The overflow should always be large enough to remove more water from your tank than your pump can put it into your tank. In your case a 400 gallon pump should employ a 1¼" pvc overflow, a 700 gallon pump should employ a 1½" pvc overflow. If your pump has a ½" exit fitting, then a 3/4" hose will fit over it nicely. If you have a 3/4" exit fitting, then a 1" hose fits nicely. For pump information you can go to the "Product Reviews" section on this site. Once you read the testimonials and find one you like, Google it. The specification sheets will have a flow chart (gph for the desired head) and power consumption (33 watts = 24 kw per month @ $.10 per kw about $2.40 a month).

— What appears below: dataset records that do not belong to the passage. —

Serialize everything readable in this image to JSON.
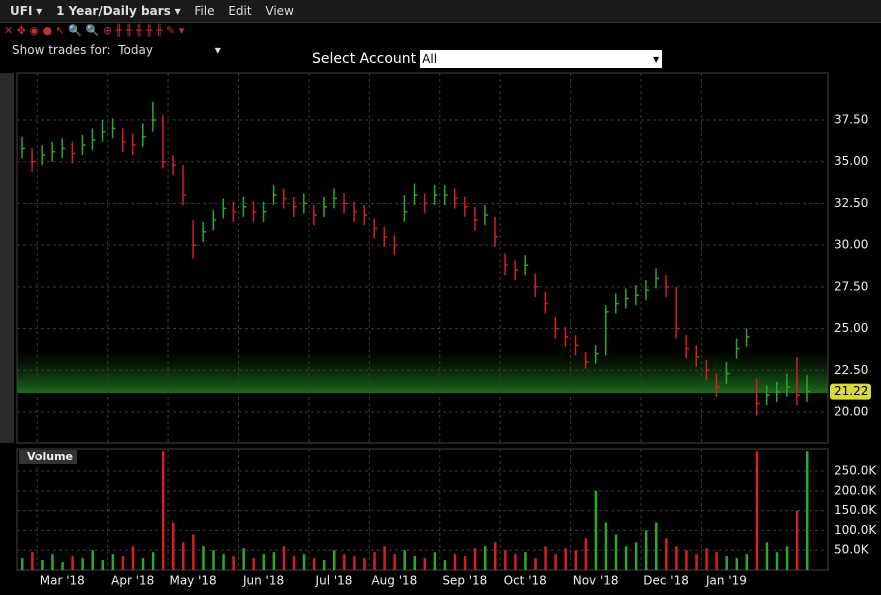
{
  "toolbar": {
    "symbol": "UFI",
    "period": "1 Year/Daily bars",
    "menu": [
      "File",
      "Edit",
      "View"
    ],
    "show_trades_label": "Show trades for:",
    "show_trades_value": "Today",
    "account_label": "Select Account",
    "account_value": "All"
  },
  "chart_data": [
    {
      "type": "ohlc",
      "up_color": "#2ca82c",
      "down_color": "#d42020",
      "grid": true,
      "ylim": [
        18.14,
        40.32
      ],
      "yticks": [
        {
          "value": 20,
          "label": "20.00"
        },
        {
          "value": 22.5,
          "label": "22.50"
        },
        {
          "value": 25,
          "label": "25.00"
        },
        {
          "value": 27.5,
          "label": "27.50"
        },
        {
          "value": 30,
          "label": "30.00"
        },
        {
          "value": 32.5,
          "label": "32.50"
        },
        {
          "value": 35,
          "label": "35.00"
        },
        {
          "value": 37.5,
          "label": "37.50"
        }
      ],
      "high": [
        36.5,
        35.8,
        36.0,
        36.2,
        36.4,
        36.2,
        36.6,
        37.0,
        37.5,
        37.6,
        37.0,
        36.7,
        37.3,
        38.6,
        37.8,
        35.4,
        34.8,
        31.5,
        31.4,
        32.1,
        32.8,
        32.6,
        32.9,
        32.6,
        32.6,
        33.6,
        33.4,
        32.9,
        33.1,
        32.4,
        32.9,
        33.4,
        33.1,
        32.6,
        32.4,
        31.6,
        31.1,
        30.6,
        33.0,
        33.7,
        33.1,
        33.6,
        33.6,
        33.4,
        32.9,
        32.3,
        32.4,
        31.7,
        29.5,
        29.1,
        29.4,
        28.3,
        27.2,
        25.7,
        25.1,
        24.6,
        23.6,
        24.0,
        26.4,
        27.1,
        27.4,
        27.6,
        27.9,
        28.6,
        28.2,
        27.5,
        24.6,
        24.0,
        23.1,
        22.3,
        23.0,
        24.4,
        25.0,
        22.0,
        21.6,
        21.8,
        22.3,
        23.3,
        22.2
      ],
      "low": [
        35.2,
        34.4,
        34.8,
        35.0,
        35.2,
        34.9,
        35.4,
        35.7,
        36.2,
        36.4,
        35.6,
        35.4,
        35.9,
        36.8,
        34.6,
        34.2,
        32.4,
        29.2,
        30.2,
        30.9,
        31.6,
        31.4,
        31.7,
        31.4,
        31.4,
        32.4,
        32.2,
        31.7,
        31.9,
        31.2,
        31.7,
        32.2,
        31.9,
        31.4,
        31.2,
        30.4,
        29.9,
        29.4,
        31.4,
        32.4,
        31.9,
        32.4,
        32.4,
        32.2,
        31.7,
        30.9,
        31.2,
        29.9,
        28.2,
        27.9,
        28.2,
        26.9,
        25.9,
        24.4,
        23.9,
        23.4,
        22.6,
        22.9,
        23.4,
        25.9,
        26.2,
        26.4,
        26.7,
        27.4,
        26.9,
        24.4,
        23.2,
        22.7,
        21.9,
        20.9,
        21.7,
        23.2,
        23.9,
        19.8,
        20.4,
        20.6,
        20.9,
        20.4,
        20.6
      ],
      "close": [
        35.8,
        35.0,
        35.4,
        35.6,
        35.8,
        35.5,
        36.0,
        36.3,
        36.8,
        37.0,
        36.2,
        36.0,
        36.5,
        37.5,
        35.0,
        34.8,
        33.0,
        30.0,
        30.8,
        31.5,
        32.2,
        32.0,
        32.3,
        32.0,
        32.0,
        33.0,
        32.8,
        32.3,
        32.5,
        31.8,
        32.3,
        32.8,
        32.5,
        32.0,
        31.8,
        31.0,
        30.5,
        30.0,
        32.0,
        33.0,
        32.5,
        33.0,
        33.0,
        32.8,
        32.3,
        31.5,
        31.8,
        30.5,
        28.8,
        28.5,
        28.8,
        27.5,
        26.5,
        25.0,
        24.5,
        24.0,
        23.0,
        23.5,
        26.0,
        26.5,
        26.8,
        27.0,
        27.3,
        28.0,
        27.5,
        25.0,
        23.8,
        23.3,
        22.5,
        21.5,
        22.3,
        23.8,
        24.5,
        20.5,
        21.0,
        21.2,
        21.5,
        21.0,
        21.22
      ]
    },
    {
      "type": "bar",
      "title": "Volume",
      "grid": true,
      "categories": [
        null,
        null,
        null,
        null,
        "Mar '18",
        null,
        null,
        null,
        null,
        null,
        null,
        "Apr '18",
        null,
        null,
        null,
        null,
        null,
        "May '18",
        null,
        null,
        null,
        null,
        null,
        null,
        "Jun '18",
        null,
        null,
        null,
        null,
        null,
        null,
        "Jul '18",
        null,
        null,
        null,
        null,
        null,
        "Aug '18",
        null,
        null,
        null,
        null,
        null,
        null,
        "Sep '18",
        null,
        null,
        null,
        null,
        null,
        "Oct '18",
        null,
        null,
        null,
        null,
        null,
        null,
        "Nov '18",
        null,
        null,
        null,
        null,
        null,
        null,
        "Dec '18",
        null,
        null,
        null,
        null,
        null,
        "Jan '19",
        null,
        null,
        null,
        null,
        null,
        null,
        null,
        null
      ],
      "values": [
        30000,
        45000,
        25000,
        40000,
        20000,
        35000,
        30000,
        50000,
        25000,
        40000,
        35000,
        60000,
        30000,
        45000,
        300000,
        120000,
        70000,
        90000,
        60000,
        50000,
        40000,
        35000,
        55000,
        30000,
        40000,
        45000,
        60000,
        35000,
        40000,
        30000,
        25000,
        50000,
        40000,
        35000,
        30000,
        45000,
        60000,
        40000,
        50000,
        35000,
        30000,
        45000,
        25000,
        40000,
        35000,
        55000,
        60000,
        70000,
        50000,
        40000,
        45000,
        30000,
        60000,
        40000,
        55000,
        50000,
        80000,
        200000,
        120000,
        90000,
        60000,
        70000,
        100000,
        120000,
        80000,
        60000,
        50000,
        40000,
        55000,
        45000,
        35000,
        30000,
        40000,
        300000,
        70000,
        45000,
        60000,
        150000,
        300000
      ],
      "ylim": [
        0,
        305700
      ],
      "yticks": [
        {
          "value": 50000,
          "label": "50.0K"
        },
        {
          "value": 100000,
          "label": "100.0K"
        },
        {
          "value": 150000,
          "label": "150.0K"
        },
        {
          "value": 200000,
          "label": "200.0K"
        },
        {
          "value": 250000,
          "label": "250.0K"
        }
      ]
    }
  ]
}
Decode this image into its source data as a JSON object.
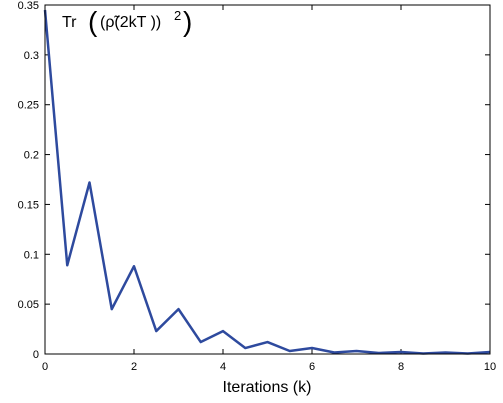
{
  "chart_data": {
    "type": "line",
    "title": "Tr ((ρ̃(2kT ))²)",
    "title_parts": {
      "prefix": "Tr",
      "open_paren": "(",
      "body": "(ρ̃(2kT ))",
      "exponent": "2",
      "close_paren": ")"
    },
    "xlabel": "Iterations (k)",
    "ylabel": "",
    "xlim": [
      0,
      10
    ],
    "ylim": [
      0,
      0.35
    ],
    "xticks": [
      0,
      2,
      4,
      6,
      8,
      10
    ],
    "yticks": [
      0,
      0.05,
      0.1,
      0.15,
      0.2,
      0.25,
      0.3,
      0.35
    ],
    "xtick_labels": [
      "0",
      "2",
      "4",
      "6",
      "8",
      "10"
    ],
    "ytick_labels": [
      "0",
      "0.05",
      "0.1",
      "0.15",
      "0.2",
      "0.25",
      "0.3",
      "0.35"
    ],
    "grid": false,
    "series": [
      {
        "color": "#2e4a9e",
        "x": [
          0,
          0.5,
          1,
          1.5,
          2,
          2.5,
          3,
          3.5,
          4,
          4.5,
          5,
          5.5,
          6,
          6.5,
          7,
          7.5,
          8,
          8.5,
          9,
          9.5,
          10
        ],
        "y": [
          0.345,
          0.089,
          0.172,
          0.045,
          0.088,
          0.023,
          0.045,
          0.012,
          0.023,
          0.006,
          0.012,
          0.003,
          0.006,
          0.0015,
          0.003,
          0.001,
          0.002,
          0.0005,
          0.0015,
          0.0005,
          0.002
        ]
      }
    ]
  }
}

Couple this information with testimonials and you will make a wise choice.


----------



## Klikcichlid (Feb 3, 2015)

Thank you now what can I do to prevent flooding of my main tank? Say the overflow becomes clogged and the pump would keep pumping water and fill my tank up. I looked into something called float switches but I dont understand can someone clarify?


----------



## joescaper1 (Feb 14, 2013)

A float switch mounts inside your tank and is set at whatever you wish the maximum water level to be in your tank. The power to your pump runs through this switch and when the water level rises beyond that point, the power to your pump is turned off.


----------